Stochastic models for the inference of life evolution (SMILE)
Principal Investigator: Amaury Lambert, professeur à l'École normale supérieure & Guillaume Achaz, professeur à l'université Paris-Cité
The patterns of biodiversity that we observe today, are the result of the historical interplay of complex evolutionary processes operating at all scales of time (from mutation to speciation), space (from the local displacement of single cells to the migration of populations) and taxonomy (from individual births and deaths to adaptive radiation). Depending on the scale on which they are observed, these processes can appear as continuous (accumulation of genetic variation across several generations) or discontinuous (mass extinctions on geological timescales), idiosyncratic (founder event in domestication) or generic (selective sweeps in different local populations), predictable (local extinction in a resource-depleted habitat) or unpredictable (phenotypic effects of new structural variants), reproducible (experimental evolution of short-lived organisms) or not reproducible (evolutionary transition, pandemic).
The SMILE (Stochastic Models for the Inference of Life Evolution) group aims at uncovering these diverse processes from the patterns they generate on genomic/phenotypic/taxonomic diversity by devising and studying innovative probabilistic models of evolution.

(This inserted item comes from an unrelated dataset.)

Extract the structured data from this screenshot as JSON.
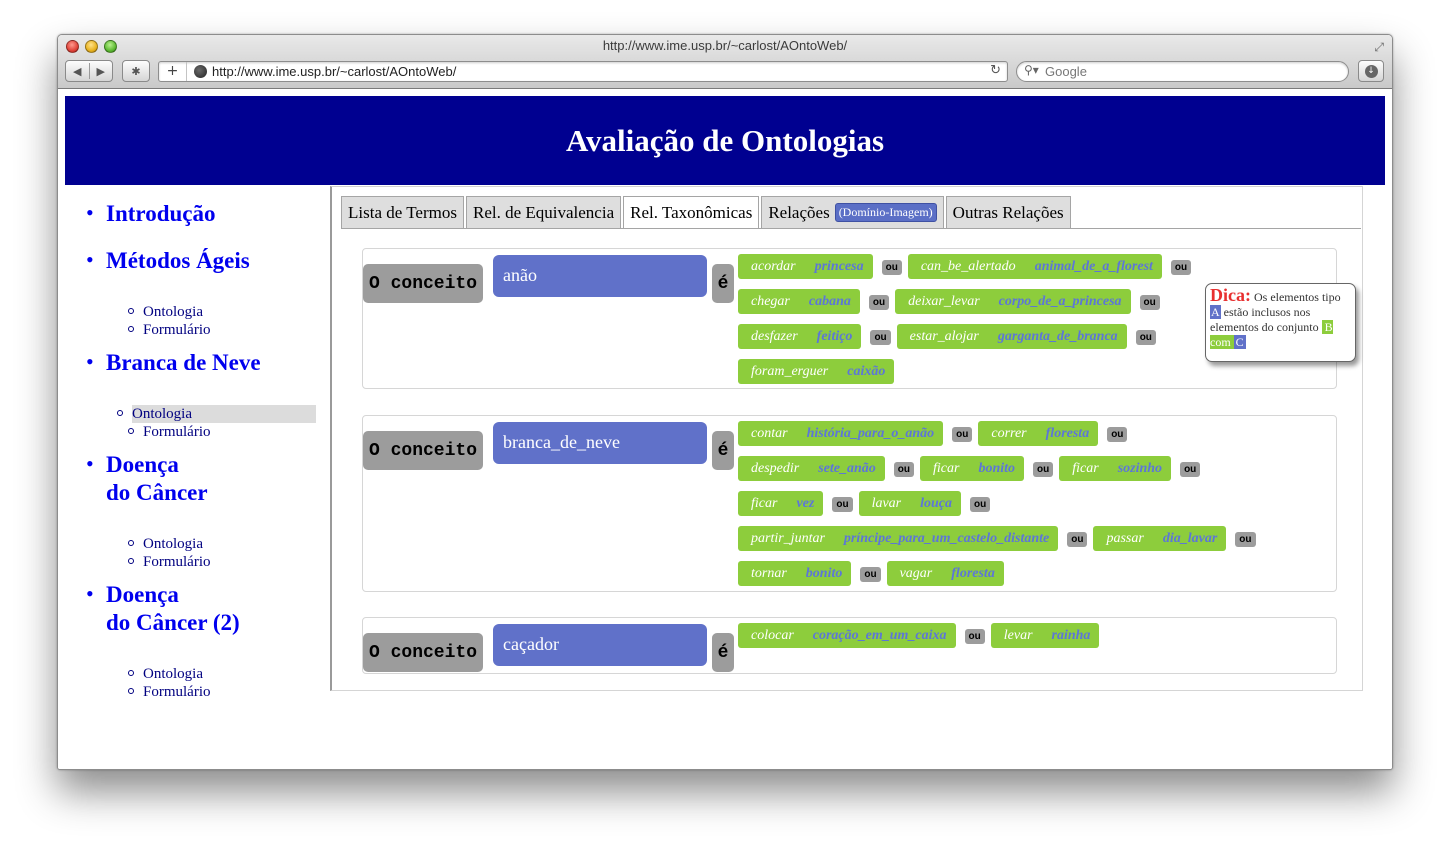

Evolution models can be broadly divided into: (a) top-down approaches, used in phylogenetics and comparative systematics, where macro-evolutionary processes are described by simple stochastic models parameterized by abstract quantities (e.g., speciation rate, infinitesimal variance of phenotypic evolution); (b) bottom-up approaches, used in population genetics and ecology, where evolution emerges from its microscopic components, namely individuals or their genes, characterized by measurable traits (e.g., fecundity, survival probability or mutation rate).
We combine, relate and apply these two approaches to four main biological questions:
Conservation genomics. We develop original population genomic models and methods to infer recent demographic variation from a handful of genomes sampled from the same population or species. Our goal is to propose scalable tools to rigorously assess the conservation status of poorly known taxa in a systematic and unbiased manner.
Evolution of human pathogens. We tailor models to explore how pathogens evolve under various selection pressures coming from their biotic (e.g., host immune cells, competing variants) or abiotic (e.g., drug) environments. This includes studying the epidemiology of SARS-CoV-2, HIV and E. coli, deciphering the origin of SARS-CoV-2, mapping antibiotic resistance mutations.
Diversification of species and molecules. We investigate individual-based models of speciation, models for the joint evolution of genomes and species, and genomic methods for species delimitation. Our goal is to understand the relation between genetic diversity and species diversity, by modeling the out-of-equilibrium dynamics where gene flow between populations counteracts genomic divergence until the latter eventually wins, resulting in reproductive isolation and speciation.
Development and somatic evolution: Although development is generally viewed as a deterministic program, we explore approaches in which the development of a multicellular organism is modeled as an evolutionary process where cell lineages divide, mutate and compete in a complex interplay between natural selection within the organism and between organisms.